A rights-based approach assists States to understand and make visible the connections among poverty, discrimination, equality and health.  This approach allows for the identification of high-risk groups, analysis of the complex gaps in protection, participation and accountability of States.   It also guides the formulation of policies, the setting of budgets and the implementation of programmes.  Accountability should not be narrowly understood as “naming and shaming”, but as an opportunity to identify the gaps and failures of the existing policies and programmes and ways to improve them. A key result of the human rights-based approach is that ultimately women will be able to exercise their right to participate in decision-making processes, including those affecting their sexual and reproductive health, family planning, contraception, pregnancy, childbirth, and in addressing unsafe abortion.


Mr. President  

 

In its conclusions the report offers some recommendations to the Council, including the suggestion that Member and Observer States systematically address the human rights dimensions of maternal mortality and morbidity in their reporting under the universal periodic review, and that the Council may consider requesting States to report on certain human rights aspects of preventing maternal mortality during the UPR. The report also suggests that the Council invite UN agencies, funds and programmes that are undertaking initiatives and activities in relation to maternal mortality and morbidity systematically to contribute information for consideration in the UPR. The report also encourages the Council’s special procedures to integrate consideration of the human rights dimensions of maternal mortality and morbidity within their respective mandates.  In this regard, it recognizes the contribution special procedures have made in this context.

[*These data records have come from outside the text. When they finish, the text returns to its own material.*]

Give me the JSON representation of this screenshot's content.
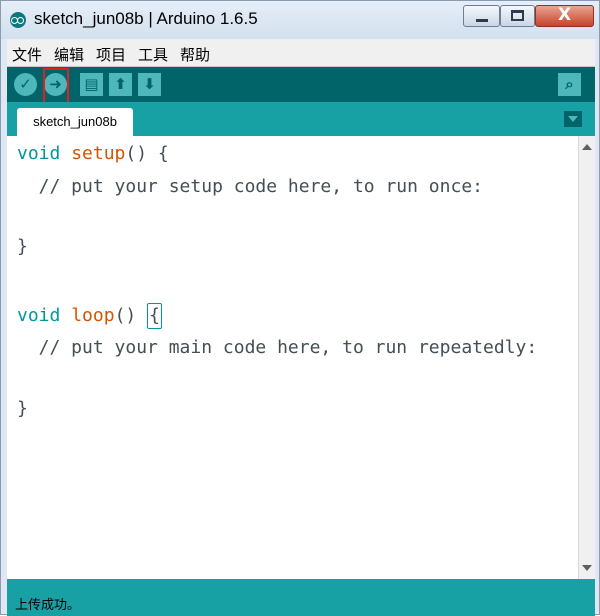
{
  "window": {
    "title": "sketch_jun08b | Arduino 1.6.5",
    "app_icon": "arduino-logo-icon",
    "controls": {
      "minimize_icon": "minimize-icon",
      "maximize_icon": "maximize-icon",
      "close_label": "X"
    }
  },
  "menubar": {
    "items": [
      "文件",
      "编辑",
      "项目",
      "工具",
      "帮助"
    ]
  },
  "toolbar": {
    "buttons": [
      {
        "name": "verify",
        "icon": "check-icon",
        "glyph": "✓"
      },
      {
        "name": "upload",
        "icon": "arrow-right-icon",
        "glyph": "➜",
        "highlighted": true
      },
      {
        "name": "new",
        "icon": "new-file-icon",
        "glyph": "▤"
      },
      {
        "name": "open",
        "icon": "arrow-up-icon",
        "glyph": "⬆"
      },
      {
        "name": "save",
        "icon": "arrow-down-icon",
        "glyph": "⬇"
      }
    ],
    "serial_monitor_icon": "magnifier-icon",
    "serial_monitor_glyph": "⌕",
    "highlight_color": "#e02020"
  },
  "tabs": [
    {
      "label": "sketch_jun08b",
      "active": true
    }
  ],
  "editor": {
    "line1": {
      "type": "void",
      "fn": "setup",
      "rest": "() {"
    },
    "line2": {
      "comment": "  // put your setup code here, to run once:"
    },
    "line3": {
      "text": "}"
    },
    "line4": {
      "type": "void",
      "fn": "loop",
      "rest": "() ",
      "brace": "{"
    },
    "line5": {
      "comment": "  // put your main code here, to run repeatedly:"
    },
    "line6": {
      "text": "}"
    }
  },
  "status": {
    "message": "上传成功。"
  },
  "colors": {
    "toolbar": "#006468",
    "tabbar": "#17a1a5",
    "button": "#4db7bb",
    "keyword_type": "#00979c",
    "keyword_fn": "#d35400",
    "code_text": "#434f54"
  }
}
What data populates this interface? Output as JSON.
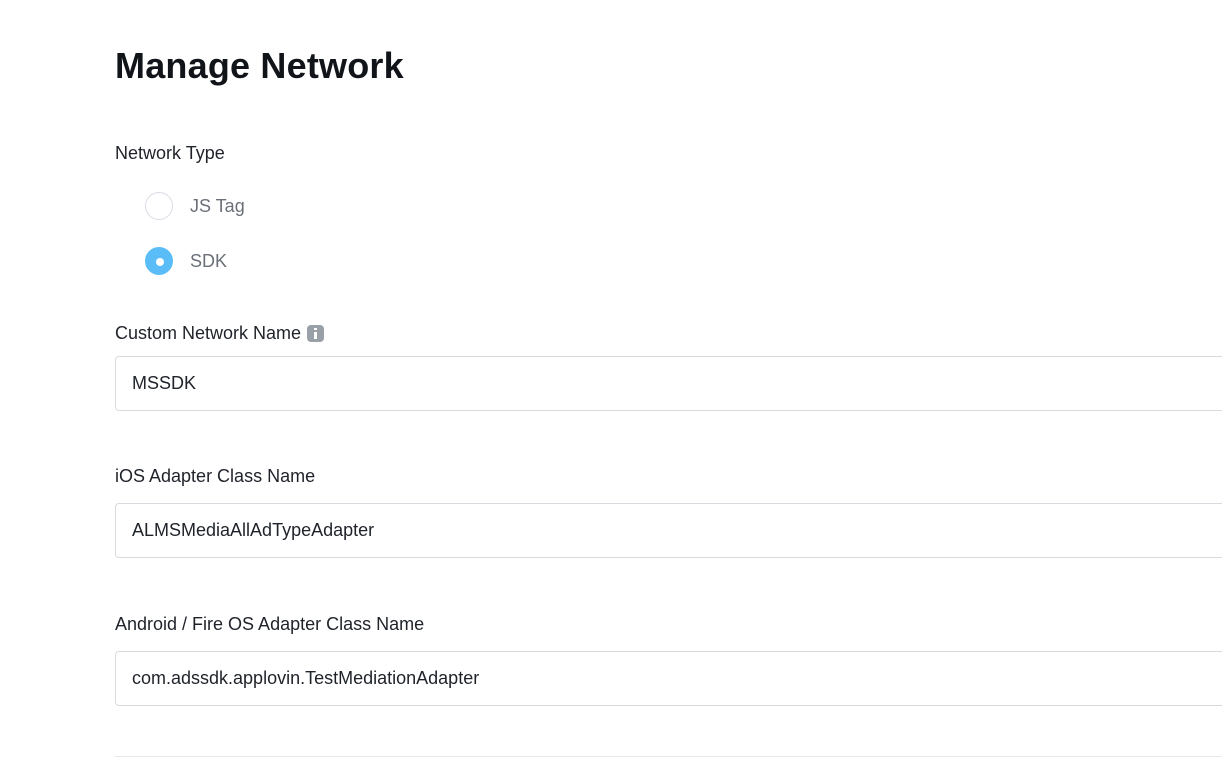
{
  "page": {
    "title": "Manage Network"
  },
  "network_type": {
    "label": "Network Type",
    "options": [
      {
        "label": "JS Tag",
        "selected": false
      },
      {
        "label": "SDK",
        "selected": true
      }
    ]
  },
  "custom_network_name": {
    "label": "Custom Network Name",
    "info_icon": "info-icon",
    "value": "MSSDK"
  },
  "ios_adapter": {
    "label": "iOS Adapter Class Name",
    "value": "ALMSMediaAllAdTypeAdapter"
  },
  "android_adapter": {
    "label": "Android / Fire OS Adapter Class Name",
    "value": "com.adssdk.applovin.TestMediationAdapter"
  },
  "colors": {
    "accent": "#5bbdf7",
    "input_border": "#d7dbe0",
    "muted_text": "#6b7078"
  }
}
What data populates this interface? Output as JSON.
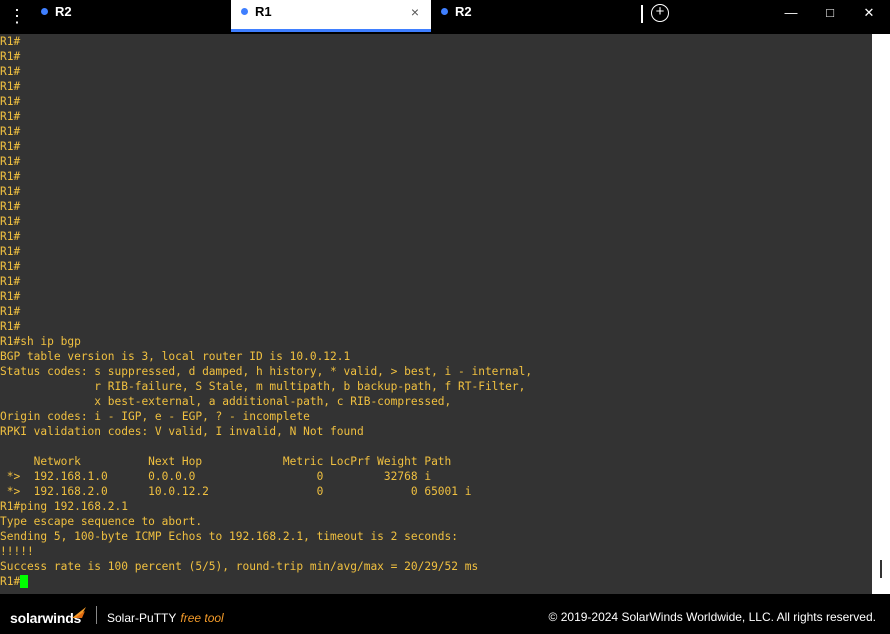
{
  "window": {
    "tabs": [
      {
        "label": "R2",
        "active": false
      },
      {
        "label": "R1",
        "active": true,
        "close": "×"
      },
      {
        "label": "R2",
        "active": false
      }
    ],
    "new_tab_icon": "plus-circle-icon",
    "controls": {
      "minimize": "—",
      "maximize": "□",
      "close": "✕"
    }
  },
  "terminal": {
    "text_color": "#f0c040",
    "background": "#333333",
    "lines": [
      "R1#",
      "R1#",
      "R1#",
      "R1#",
      "R1#",
      "R1#",
      "R1#",
      "R1#",
      "R1#",
      "R1#",
      "R1#",
      "R1#",
      "R1#",
      "R1#",
      "R1#",
      "R1#",
      "R1#",
      "R1#",
      "R1#",
      "R1#",
      "R1#sh ip bgp",
      "BGP table version is 3, local router ID is 10.0.12.1",
      "Status codes: s suppressed, d damped, h history, * valid, > best, i - internal,",
      "              r RIB-failure, S Stale, m multipath, b backup-path, f RT-Filter,",
      "              x best-external, a additional-path, c RIB-compressed,",
      "Origin codes: i - IGP, e - EGP, ? - incomplete",
      "RPKI validation codes: V valid, I invalid, N Not found",
      "",
      "     Network          Next Hop            Metric LocPrf Weight Path",
      " *>  192.168.1.0      0.0.0.0                  0         32768 i",
      " *>  192.168.2.0      10.0.12.2                0             0 65001 i",
      "R1#ping 192.168.2.1",
      "Type escape sequence to abort.",
      "Sending 5, 100-byte ICMP Echos to 192.168.2.1, timeout is 2 seconds:",
      "!!!!!",
      "Success rate is 100 percent (5/5), round-trip min/avg/max = 20/29/52 ms"
    ],
    "prompt": "R1#"
  },
  "footer": {
    "brand": "solarwinds",
    "product": "Solar-PuTTY",
    "free_label": "free tool",
    "copyright": "© 2019-2024 SolarWinds Worldwide, LLC. All rights reserved."
  }
}
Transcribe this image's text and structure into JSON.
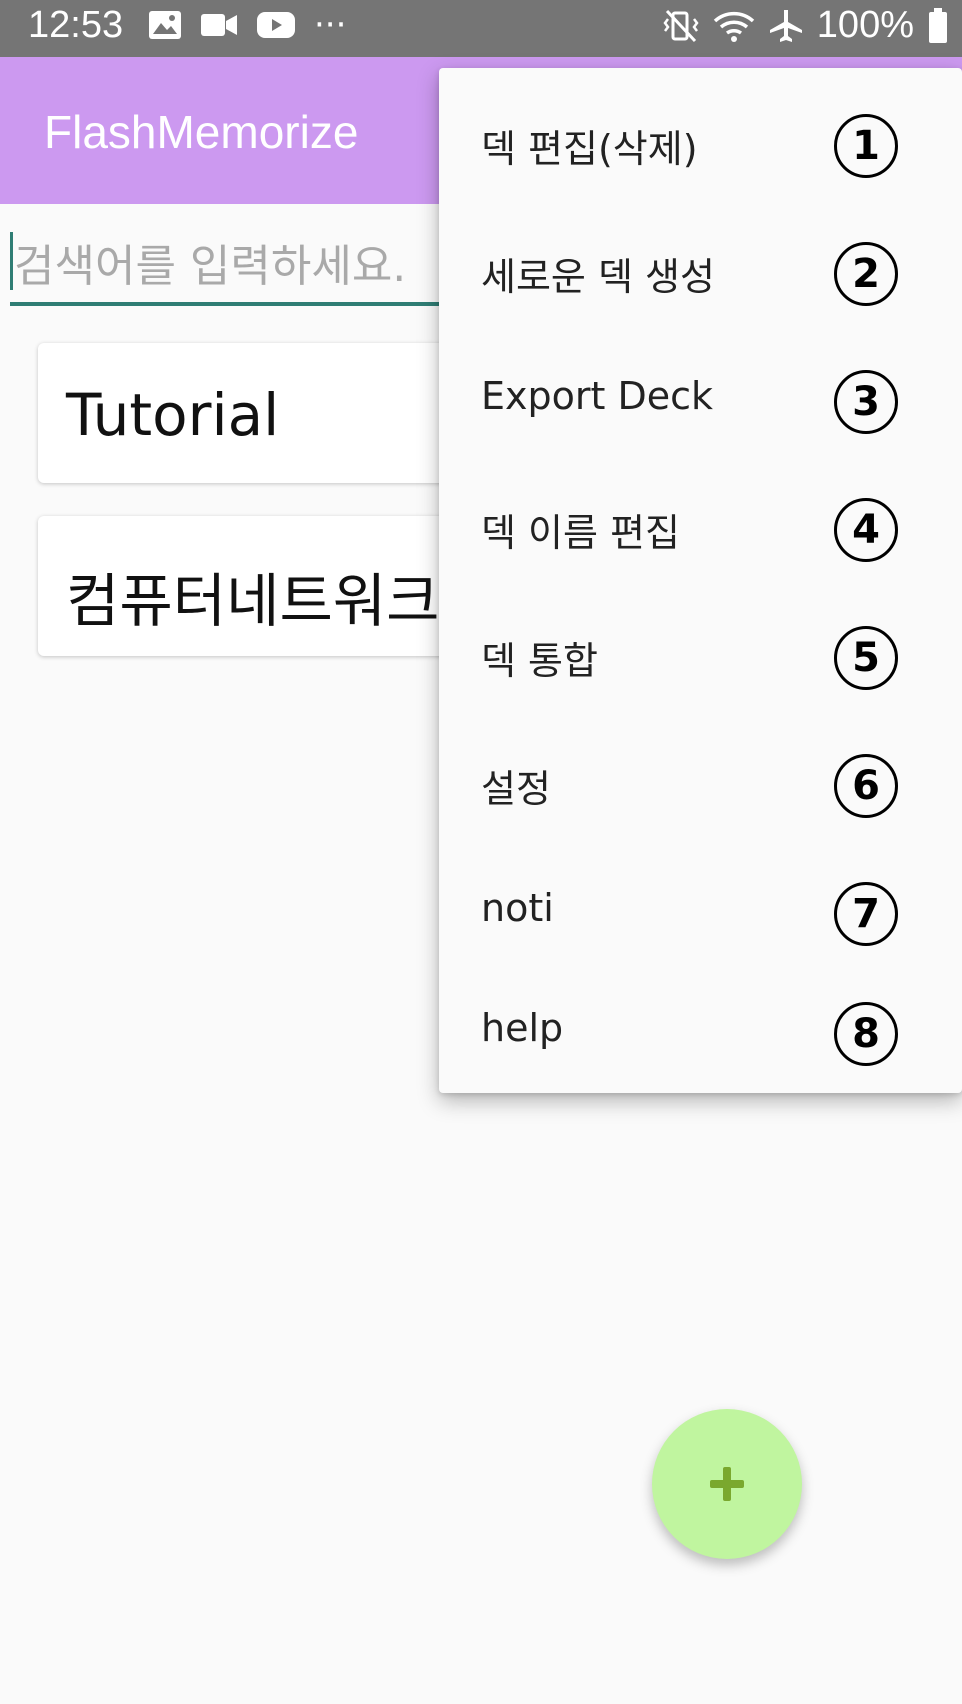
{
  "status_bar": {
    "time": "12:53",
    "battery": "100%",
    "overflow": "···",
    "left_icons": [
      "image-icon",
      "video-camera-icon",
      "youtube-icon",
      "more-dots-icon"
    ],
    "right_icons": [
      "vibrate-icon",
      "wifi-icon",
      "airplane-icon",
      "battery-icon"
    ]
  },
  "app_bar": {
    "title": "FlashMemorize"
  },
  "search": {
    "placeholder": "검색어를 입력하세요.",
    "value": ""
  },
  "decks": [
    {
      "name": "Tutorial"
    },
    {
      "name": "컴퓨터네트워크"
    }
  ],
  "menu": {
    "items": [
      {
        "label": "덱 편집(삭제)",
        "badge": "1"
      },
      {
        "label": "세로운 덱 생성",
        "badge": "2"
      },
      {
        "label": "Export Deck",
        "badge": "3"
      },
      {
        "label": "덱 이름 편집",
        "badge": "4"
      },
      {
        "label": "덱 통합",
        "badge": "5"
      },
      {
        "label": "설정",
        "badge": "6"
      },
      {
        "label": "noti",
        "badge": "7"
      },
      {
        "label": "help",
        "badge": "8"
      }
    ]
  },
  "fab": {
    "icon": "plus-icon"
  },
  "colors": {
    "app_bar": "#cc99f0",
    "status_bar": "#757575",
    "fab": "#c0f59f",
    "fab_icon": "#7aa82e",
    "search_accent": "#2f7d74"
  }
}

The report acknowledges that there is, without a doubt, much good practice that States and other actors can helpfully share, and there is much scope for such good practice to be collected in a systematic and thorough manner.  A compilation of good or effective practice could be considered by an expert consultation co-hosted by relevant UN agencies.  This consultation would examine the operational aspects of a rights-based approach to maternal mortality and morbidity in greater detail.

As we approach this year’s assessment of MDG implementation it is the time for the Council to make very constructive and effective contributions to the global effort to eliminate maternal mortality and morbidity through its mandate to promote and protect human rights. The implementation and monitoring of the operational framework of human rights is also necessary.  Currently there is a vacuum in this respect at the international level, and thus it is even more important that the Council takes on this issue.

Let me once again thank the Council for considering this complex issue in-depth. The scale of maternal mortality and morbidity across the world is a stark reminder of the inequality and discrimination women in all parts of the world experience throughout their lifetimes.  These are maintained and perpetuated by formal laws, policies and harmful social norms and practices – and this deserves our collective attention.

Thank you.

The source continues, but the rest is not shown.